The soaps goddess understands
Dear Billy Abbott:
I have been sprinkling my soap goddess dust around you in order to reach out to you for so long, I can't even tell you. It is almost like you have a soaps celestial duster in your back pocket or something, but I feel hopeless that I have not been able to reach you. Those of us residing in the soaps god/goddess garden have realized that you and new Mac were never going to be as much fun as you and old Mac. While all those Genoa City mortals you hang out with thought new Mac was going to be your saving grace, we were all rooting up here in the starlit sky that you would somehow end up with Chloe. The chemistry between you and Chloe was through the clouds as we say in my neck of the universe.

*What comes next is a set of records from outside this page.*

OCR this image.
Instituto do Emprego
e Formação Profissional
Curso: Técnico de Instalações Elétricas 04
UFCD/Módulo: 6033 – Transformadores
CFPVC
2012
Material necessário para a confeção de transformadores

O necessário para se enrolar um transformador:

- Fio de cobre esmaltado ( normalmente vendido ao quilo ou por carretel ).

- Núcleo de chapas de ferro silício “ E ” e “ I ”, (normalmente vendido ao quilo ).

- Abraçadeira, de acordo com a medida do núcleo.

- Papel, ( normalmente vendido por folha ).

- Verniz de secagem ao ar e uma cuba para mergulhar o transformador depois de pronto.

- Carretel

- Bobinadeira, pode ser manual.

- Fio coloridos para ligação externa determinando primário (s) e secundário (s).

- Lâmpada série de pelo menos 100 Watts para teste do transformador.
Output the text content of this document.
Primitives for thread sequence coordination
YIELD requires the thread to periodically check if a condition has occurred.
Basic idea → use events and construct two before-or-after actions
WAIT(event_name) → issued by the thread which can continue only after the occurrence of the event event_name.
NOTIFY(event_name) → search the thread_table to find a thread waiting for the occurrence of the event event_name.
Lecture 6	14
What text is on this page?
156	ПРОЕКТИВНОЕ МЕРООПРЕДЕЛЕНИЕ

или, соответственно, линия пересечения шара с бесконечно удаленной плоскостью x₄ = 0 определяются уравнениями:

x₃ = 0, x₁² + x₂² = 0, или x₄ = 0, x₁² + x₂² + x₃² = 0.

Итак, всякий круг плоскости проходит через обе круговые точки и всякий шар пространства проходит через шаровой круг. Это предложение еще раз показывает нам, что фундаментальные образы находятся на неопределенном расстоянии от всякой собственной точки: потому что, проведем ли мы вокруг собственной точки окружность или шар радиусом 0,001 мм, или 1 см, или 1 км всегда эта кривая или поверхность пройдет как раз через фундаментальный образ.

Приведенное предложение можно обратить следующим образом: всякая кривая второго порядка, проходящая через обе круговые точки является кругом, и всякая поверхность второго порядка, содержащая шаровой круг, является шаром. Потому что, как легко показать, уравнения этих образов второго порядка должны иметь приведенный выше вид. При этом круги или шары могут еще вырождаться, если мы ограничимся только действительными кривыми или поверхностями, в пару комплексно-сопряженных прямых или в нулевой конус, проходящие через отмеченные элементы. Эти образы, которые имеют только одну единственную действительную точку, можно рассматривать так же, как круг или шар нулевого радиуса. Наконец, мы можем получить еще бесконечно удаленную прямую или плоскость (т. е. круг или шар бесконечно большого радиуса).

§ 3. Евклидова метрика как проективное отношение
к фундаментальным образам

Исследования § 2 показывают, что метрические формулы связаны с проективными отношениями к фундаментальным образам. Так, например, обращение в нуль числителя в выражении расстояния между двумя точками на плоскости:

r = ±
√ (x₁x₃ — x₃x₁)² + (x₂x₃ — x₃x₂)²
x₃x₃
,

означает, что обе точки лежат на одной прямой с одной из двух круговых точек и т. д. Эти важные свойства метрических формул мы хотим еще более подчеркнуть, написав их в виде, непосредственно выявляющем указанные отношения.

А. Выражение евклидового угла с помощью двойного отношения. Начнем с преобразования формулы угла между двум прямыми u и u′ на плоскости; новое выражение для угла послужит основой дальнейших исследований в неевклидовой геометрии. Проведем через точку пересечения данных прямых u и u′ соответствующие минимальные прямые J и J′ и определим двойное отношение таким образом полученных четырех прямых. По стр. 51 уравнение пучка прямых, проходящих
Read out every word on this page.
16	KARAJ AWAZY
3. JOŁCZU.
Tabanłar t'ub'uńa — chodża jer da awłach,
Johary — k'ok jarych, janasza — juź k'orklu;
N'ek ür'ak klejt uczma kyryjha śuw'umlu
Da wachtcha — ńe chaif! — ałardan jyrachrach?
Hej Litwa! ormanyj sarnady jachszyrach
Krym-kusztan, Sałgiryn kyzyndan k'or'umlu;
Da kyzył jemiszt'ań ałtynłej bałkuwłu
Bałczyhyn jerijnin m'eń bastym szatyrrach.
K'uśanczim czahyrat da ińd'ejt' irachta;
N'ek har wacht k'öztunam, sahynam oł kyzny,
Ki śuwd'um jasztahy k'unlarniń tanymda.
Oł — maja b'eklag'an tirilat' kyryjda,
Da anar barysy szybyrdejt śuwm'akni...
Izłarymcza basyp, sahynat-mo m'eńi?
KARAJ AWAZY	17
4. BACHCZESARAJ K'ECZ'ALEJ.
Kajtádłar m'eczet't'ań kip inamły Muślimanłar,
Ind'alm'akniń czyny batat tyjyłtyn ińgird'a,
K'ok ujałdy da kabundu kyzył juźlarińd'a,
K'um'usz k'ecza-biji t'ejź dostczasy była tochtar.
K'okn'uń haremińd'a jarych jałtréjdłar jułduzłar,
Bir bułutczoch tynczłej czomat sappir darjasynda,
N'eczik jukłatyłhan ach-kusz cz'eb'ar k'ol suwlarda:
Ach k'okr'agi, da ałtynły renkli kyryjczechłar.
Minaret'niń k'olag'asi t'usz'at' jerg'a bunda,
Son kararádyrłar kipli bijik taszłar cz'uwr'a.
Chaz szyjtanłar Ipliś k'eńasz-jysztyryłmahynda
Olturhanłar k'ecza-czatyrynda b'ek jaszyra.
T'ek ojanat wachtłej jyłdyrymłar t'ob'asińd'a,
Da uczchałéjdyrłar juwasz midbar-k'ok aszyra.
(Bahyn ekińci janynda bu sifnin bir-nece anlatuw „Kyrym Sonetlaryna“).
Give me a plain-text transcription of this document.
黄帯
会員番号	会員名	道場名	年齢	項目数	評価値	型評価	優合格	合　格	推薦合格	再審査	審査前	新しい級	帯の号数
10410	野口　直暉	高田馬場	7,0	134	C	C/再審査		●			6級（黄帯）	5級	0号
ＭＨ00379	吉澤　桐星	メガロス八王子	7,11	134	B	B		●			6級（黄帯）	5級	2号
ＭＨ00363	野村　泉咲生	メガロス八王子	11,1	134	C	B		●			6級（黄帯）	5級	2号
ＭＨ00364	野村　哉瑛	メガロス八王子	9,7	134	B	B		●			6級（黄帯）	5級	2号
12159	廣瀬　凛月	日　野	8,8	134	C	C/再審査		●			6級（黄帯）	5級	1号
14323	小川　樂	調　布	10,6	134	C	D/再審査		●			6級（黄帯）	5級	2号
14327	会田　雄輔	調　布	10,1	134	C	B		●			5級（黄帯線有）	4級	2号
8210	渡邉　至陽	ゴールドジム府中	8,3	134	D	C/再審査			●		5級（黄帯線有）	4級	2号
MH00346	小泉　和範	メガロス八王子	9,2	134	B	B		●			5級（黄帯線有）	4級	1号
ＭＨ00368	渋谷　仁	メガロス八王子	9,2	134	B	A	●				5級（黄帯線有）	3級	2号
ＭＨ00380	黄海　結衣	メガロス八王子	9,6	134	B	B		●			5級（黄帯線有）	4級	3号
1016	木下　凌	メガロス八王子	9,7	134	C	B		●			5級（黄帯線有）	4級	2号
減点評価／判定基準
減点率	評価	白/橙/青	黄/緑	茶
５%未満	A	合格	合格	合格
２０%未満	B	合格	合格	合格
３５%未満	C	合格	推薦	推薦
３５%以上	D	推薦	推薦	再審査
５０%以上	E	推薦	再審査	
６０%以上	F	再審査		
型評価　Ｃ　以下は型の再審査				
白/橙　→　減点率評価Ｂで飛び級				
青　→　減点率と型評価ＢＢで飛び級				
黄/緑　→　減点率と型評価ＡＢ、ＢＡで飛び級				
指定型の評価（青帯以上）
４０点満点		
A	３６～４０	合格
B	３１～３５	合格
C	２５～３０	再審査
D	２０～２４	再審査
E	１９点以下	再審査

That said Mr. Abbott, I simply want to tell you your restless style has been amusing to say the least since new Mac dumped you in order to save the world by playing surrogate mother for Lily and Cane. You seriously need to get over this however. In the god/goddess celestial media room we sat with our high definition crystal balls and our cloud like popcorn, we watched you down more than a few shots at that dive bar shortly after new Mac dumped you.
A song that reminded you of how much you loved her played on the juke box and you reacted as if your blood pressure was going through the roof. Just some wisdom from the wise one. The next time you don't want to listen to some musical artist crooning out a tune that triggers a painful memory just pull the plug on the machine as opposed to kicking the crap out of it. Got it?
The pain is real now, but it will fade. I am sure of this. Chloe adored you, but she took a 'chance' of her own by moving on with her love life--no pun intended. In all honesty, I do understand your pain. At this point, you must feel as though everyone has hung you out to dry but you need to know I am with you. New Mac was simply not your style and she never allowed you to truly be who you were. Your brother Jack, despite his own bad boy past has become intensely judgmental only because he can't stand the thought that he could never measure up to his dad. You lost the one piece left of Colleen to the mustache monster and nobody understood what you were going through.
I understand Billy and can only advise you to trade in the Mac for a PIC (politically incorrect chick) like Chloe. Well that might have been a stretch, but hopefully you get my celestial drift.
The bottom line Billy is that this is the right thing for you to be chick free for a moment or two. Mac truly believes you are a loser while so many people who love believe she is a snoozer, so just go seize your passion, be yourself and if Chloe is not in the cards for you and you are interested in a cougar soaps goddess, drop a reply in the comments section below.
Hang in there and know I am thinking of you. I have to go now, sink into my cloud recliner, tune into my amazing crystal ball and catch your act today in Genoa City. Remember always, you never know where the soap goddess cougar dust will settle.